Bob Dylan's original manuscript for "The Times They Are A-Changin" sold at Sotheby's New York for $422,500  on December 10, 2010.

On December 10, 2010 Sotheby's in New York sold a single rather worn sheet of binder paper on which Bob Dylan wrote the original lyrics of his most famous song, The Times They Are A-Changin, probably in October 1963. This battered piece of paper with messy writing sold for $422,500.

"Dylan's friend, Tony Glover, recalls visiting Dylan's apartment in September 1963, where he saw a number of song manuscripts and poems lying on a table. 'The Times They Are a-Changin'  had yet to be recorded, but Glover saw its early manuscript. After reading the words 'come senators, congressmen, please heed the call', Glover reportedly asked Dylan: 'What is this shit, man?', to which Dylan responded, 'Well, you know, it seems to be what the people like to hear'.

"Dylan recalled writing the song as a deliberate attempt to create an anthem of change for the moment. In 1985, he told Cameron Crowe: 'This was definitely a song with a purpose. It was influenced of course by the Irish and Scottish ballads . . .'Come All Ye Bold Highway Men', 'Come All Ye Tender Hearted Maidens'. I wanted to write a big song, with short concise verses that piled up on each other in a hypnotic way. The civil rights movement and the folk music movement were pretty close for a while and allied together at that time.'

"The climactic lines of the final verse: 'The order is rapidly fadin'/ And the first one now/ Will later be last/ For the times they are a-changin' have a Biblical ring, and several critics have connected them with lines in the Gospel of Mark, 10:31, 'But many that are first shall be last, and the last first.'

"A self-conscious protest song, it is often viewed as a reflection of the generation gap and of the political divide marking American culture in the 1960s.
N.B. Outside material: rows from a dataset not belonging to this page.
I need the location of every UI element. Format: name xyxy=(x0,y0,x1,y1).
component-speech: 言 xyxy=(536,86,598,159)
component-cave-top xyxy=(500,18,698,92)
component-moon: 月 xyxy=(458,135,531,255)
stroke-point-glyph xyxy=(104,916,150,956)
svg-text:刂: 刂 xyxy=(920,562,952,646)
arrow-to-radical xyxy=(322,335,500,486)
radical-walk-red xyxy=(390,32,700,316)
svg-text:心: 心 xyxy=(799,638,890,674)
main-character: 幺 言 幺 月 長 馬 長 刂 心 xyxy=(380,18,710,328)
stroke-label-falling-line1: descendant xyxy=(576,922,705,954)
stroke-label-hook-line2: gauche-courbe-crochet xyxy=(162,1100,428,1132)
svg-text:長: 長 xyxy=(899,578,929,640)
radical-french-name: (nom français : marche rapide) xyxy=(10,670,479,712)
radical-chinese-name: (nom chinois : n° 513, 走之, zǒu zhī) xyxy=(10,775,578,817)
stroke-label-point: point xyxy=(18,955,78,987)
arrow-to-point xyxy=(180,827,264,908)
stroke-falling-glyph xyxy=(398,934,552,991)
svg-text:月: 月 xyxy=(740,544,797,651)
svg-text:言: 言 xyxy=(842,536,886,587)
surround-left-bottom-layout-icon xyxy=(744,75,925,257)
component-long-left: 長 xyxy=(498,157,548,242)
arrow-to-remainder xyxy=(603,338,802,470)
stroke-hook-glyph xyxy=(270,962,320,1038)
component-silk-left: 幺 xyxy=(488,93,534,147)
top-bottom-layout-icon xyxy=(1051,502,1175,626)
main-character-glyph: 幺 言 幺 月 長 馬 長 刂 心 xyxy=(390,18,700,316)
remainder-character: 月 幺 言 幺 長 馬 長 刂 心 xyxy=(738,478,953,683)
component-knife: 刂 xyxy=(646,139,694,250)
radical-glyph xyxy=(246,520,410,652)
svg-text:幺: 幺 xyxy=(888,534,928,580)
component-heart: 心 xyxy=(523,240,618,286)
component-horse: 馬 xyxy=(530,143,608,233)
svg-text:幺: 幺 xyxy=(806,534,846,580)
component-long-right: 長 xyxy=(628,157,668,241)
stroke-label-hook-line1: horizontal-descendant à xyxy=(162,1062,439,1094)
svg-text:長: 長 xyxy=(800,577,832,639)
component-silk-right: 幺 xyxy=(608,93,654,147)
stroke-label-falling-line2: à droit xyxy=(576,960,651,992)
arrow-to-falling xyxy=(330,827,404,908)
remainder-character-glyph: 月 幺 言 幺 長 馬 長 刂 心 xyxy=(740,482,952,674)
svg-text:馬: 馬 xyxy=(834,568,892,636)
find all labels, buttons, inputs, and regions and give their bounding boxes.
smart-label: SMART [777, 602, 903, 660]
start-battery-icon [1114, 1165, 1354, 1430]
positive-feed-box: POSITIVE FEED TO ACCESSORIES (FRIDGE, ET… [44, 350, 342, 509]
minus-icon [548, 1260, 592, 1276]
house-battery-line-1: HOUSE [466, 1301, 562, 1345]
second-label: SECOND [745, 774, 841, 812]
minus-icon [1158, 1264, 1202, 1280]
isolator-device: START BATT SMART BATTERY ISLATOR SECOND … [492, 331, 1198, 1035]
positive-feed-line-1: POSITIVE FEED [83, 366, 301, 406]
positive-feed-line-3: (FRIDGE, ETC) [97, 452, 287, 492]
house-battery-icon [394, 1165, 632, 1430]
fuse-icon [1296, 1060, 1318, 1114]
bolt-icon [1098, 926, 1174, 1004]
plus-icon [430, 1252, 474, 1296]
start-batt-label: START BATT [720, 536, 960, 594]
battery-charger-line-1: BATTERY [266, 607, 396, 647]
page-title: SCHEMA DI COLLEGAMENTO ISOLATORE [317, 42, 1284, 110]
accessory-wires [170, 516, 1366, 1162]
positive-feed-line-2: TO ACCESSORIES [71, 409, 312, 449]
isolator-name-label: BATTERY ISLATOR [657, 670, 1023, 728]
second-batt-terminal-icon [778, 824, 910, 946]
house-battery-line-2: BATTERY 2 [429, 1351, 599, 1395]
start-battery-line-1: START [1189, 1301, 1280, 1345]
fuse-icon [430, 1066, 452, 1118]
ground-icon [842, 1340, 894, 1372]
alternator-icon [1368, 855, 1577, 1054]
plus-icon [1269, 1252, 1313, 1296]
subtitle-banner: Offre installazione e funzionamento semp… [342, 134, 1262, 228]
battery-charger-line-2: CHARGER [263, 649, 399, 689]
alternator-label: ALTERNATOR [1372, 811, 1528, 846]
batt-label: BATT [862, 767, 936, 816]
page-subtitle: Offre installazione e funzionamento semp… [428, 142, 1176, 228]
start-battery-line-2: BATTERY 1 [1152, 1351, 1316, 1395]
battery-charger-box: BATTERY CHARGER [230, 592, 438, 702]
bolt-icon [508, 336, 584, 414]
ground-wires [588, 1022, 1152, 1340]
Dylan, however, disputed this interpretation in 1964, saying 'Those were the only words I could find to separate aliveness from deadness. It had nothing to do with age.' A year later, Dylan would say: 'I can't really say that adults don't understand young people any more than you can say big fishes don't understand little fishes. I didn't mean 'The Times They Are a-Changin' ' as a statement. . . It's a feeling" (Wikipedia article on The Times They Are a-Changin', accessed 12-11-2010).